Évidemment, c'est un peu inconvenant sur les questions de genre et d’ethnicité, mais en même temps, on ne peut pas reprocher à l'auteur de manquer, disons, d'inclusivité ! Origines ethniques et orientations sexuelles, c'est varié. De même pour l'écriture des personnages féminins, tous objectifiés et sexualisés : certaines sont clairement rabaissées, mais en même temps d'autres jouissent d'une très forte indépendance sexuelle et psychologique, sans compter la principale "héroïne" qui est flamboyante dans tous les sens du terme, fait preuve d'une résilience à toute épreuve et d'une remarquable force de caractère.

Bref, il me semblait inévitable d'évoquer ces choses-là, mais ce qui importe vraiment, c'est sans doute le talent avec lequel l'auteur développe clairement et progressivement sa trame et son contexte géopolitique. Le fait est qu'on s'y croit, à Berlin : l'horreur du mur, le désir de fuite de ceux de l'Est, le fanatisme des convaincus, la colère de ceux de l'Ouest, la violence répressive et l'inefficacité de la dictature communiste... Sous le vernis à paillettes du pulp, il y a une véritable conscience des horreurs de cette réalité géopolitique et une honnête tentative de les dépeindre sérieusement.

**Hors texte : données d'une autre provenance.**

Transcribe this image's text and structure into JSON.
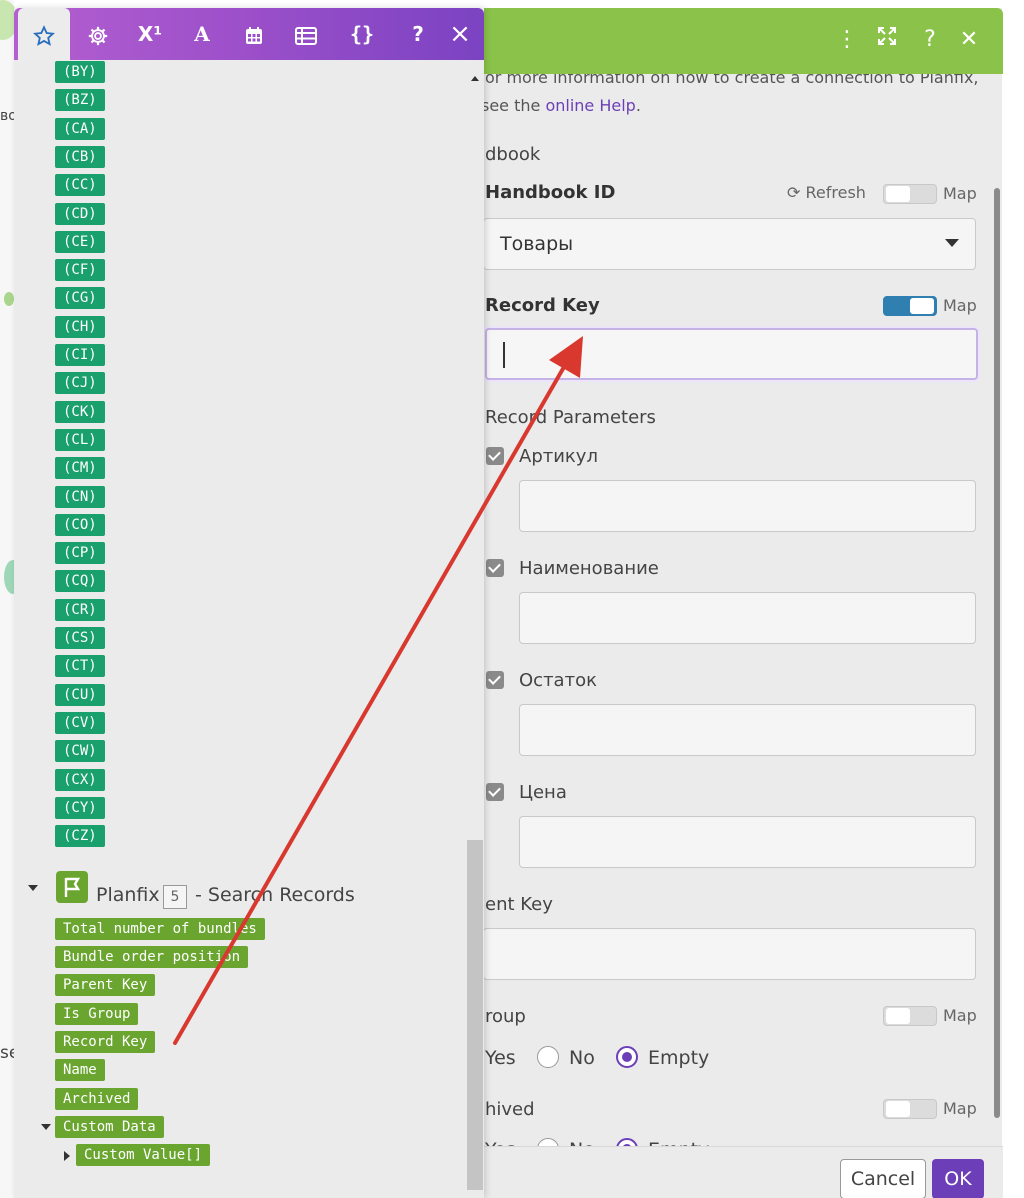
{
  "background": {
    "left_text_1": "во",
    "left_text_2": "se"
  },
  "dialog": {
    "intro_line_1": "or more information on how to create a connection to Planfix,",
    "intro_line_2_prefix": "see the ",
    "intro_line_2_link": "online Help",
    "intro_line_2_suffix": ".",
    "handbook_section": "dbook",
    "handbook_id_label": "Handbook ID",
    "refresh_label": "Refresh",
    "map_label": "Map",
    "handbook_id_value": "Товары",
    "record_key_label": "Record Key",
    "record_params_label": "Record Parameters",
    "params": [
      {
        "label": "Артикул"
      },
      {
        "label": "Наименование"
      },
      {
        "label": "Остаток"
      },
      {
        "label": "Цена"
      }
    ],
    "parent_key_label": "ent Key",
    "group_label": "roup",
    "archived_label": "hived",
    "yes_label": "Yes",
    "no_label": "No",
    "empty_label": "Empty",
    "cancel_label": "Cancel",
    "ok_label": "OK"
  },
  "panel": {
    "tabs": [
      "star",
      "gear",
      "X¹",
      "A",
      "calendar",
      "table",
      "{}",
      "?"
    ],
    "tab_superscript": "X¹",
    "tab_text": "A",
    "tab_braces": "{}",
    "tab_help": "?",
    "close_label": "×",
    "codes": [
      "(BY)",
      "(BZ)",
      "(CA)",
      "(CB)",
      "(CC)",
      "(CD)",
      "(CE)",
      "(CF)",
      "(CG)",
      "(CH)",
      "(CI)",
      "(CJ)",
      "(CK)",
      "(CL)",
      "(CM)",
      "(CN)",
      "(CO)",
      "(CP)",
      "(CQ)",
      "(CR)",
      "(CS)",
      "(CT)",
      "(CU)",
      "(CV)",
      "(CW)",
      "(CX)",
      "(CY)",
      "(CZ)"
    ],
    "module_name": "Planfix",
    "module_number": "5",
    "module_title": "- Search Records",
    "fields": [
      "Total number of bundles",
      "Bundle order position",
      "Parent Key",
      "Is Group",
      "Record Key",
      "Name",
      "Archived",
      "Custom Data"
    ],
    "subfield": "Custom Value[]"
  },
  "colors": {
    "header_green": "#8bc34a",
    "tab_purple": "#9b4fc9",
    "chip_teal": "#1aa06d",
    "chip_green": "#69a52f",
    "accent_purple": "#6c3fb8",
    "arrow_red": "#d8382e"
  }
}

En somme, j'ai été impressionné. Certes, relativement impressionné : ça reste assez léger, bourré de clichés et de poncifs, et je ne doute pas qu'en lisant quelques autres tomes la recette deviendra bourrative. Néanmoins, dire que ce gars a écrit quatre de ces romans par an pendant des décennies et parvenait à un niveau aussi respectable... Je suis impressionné par son talent d'écrivain.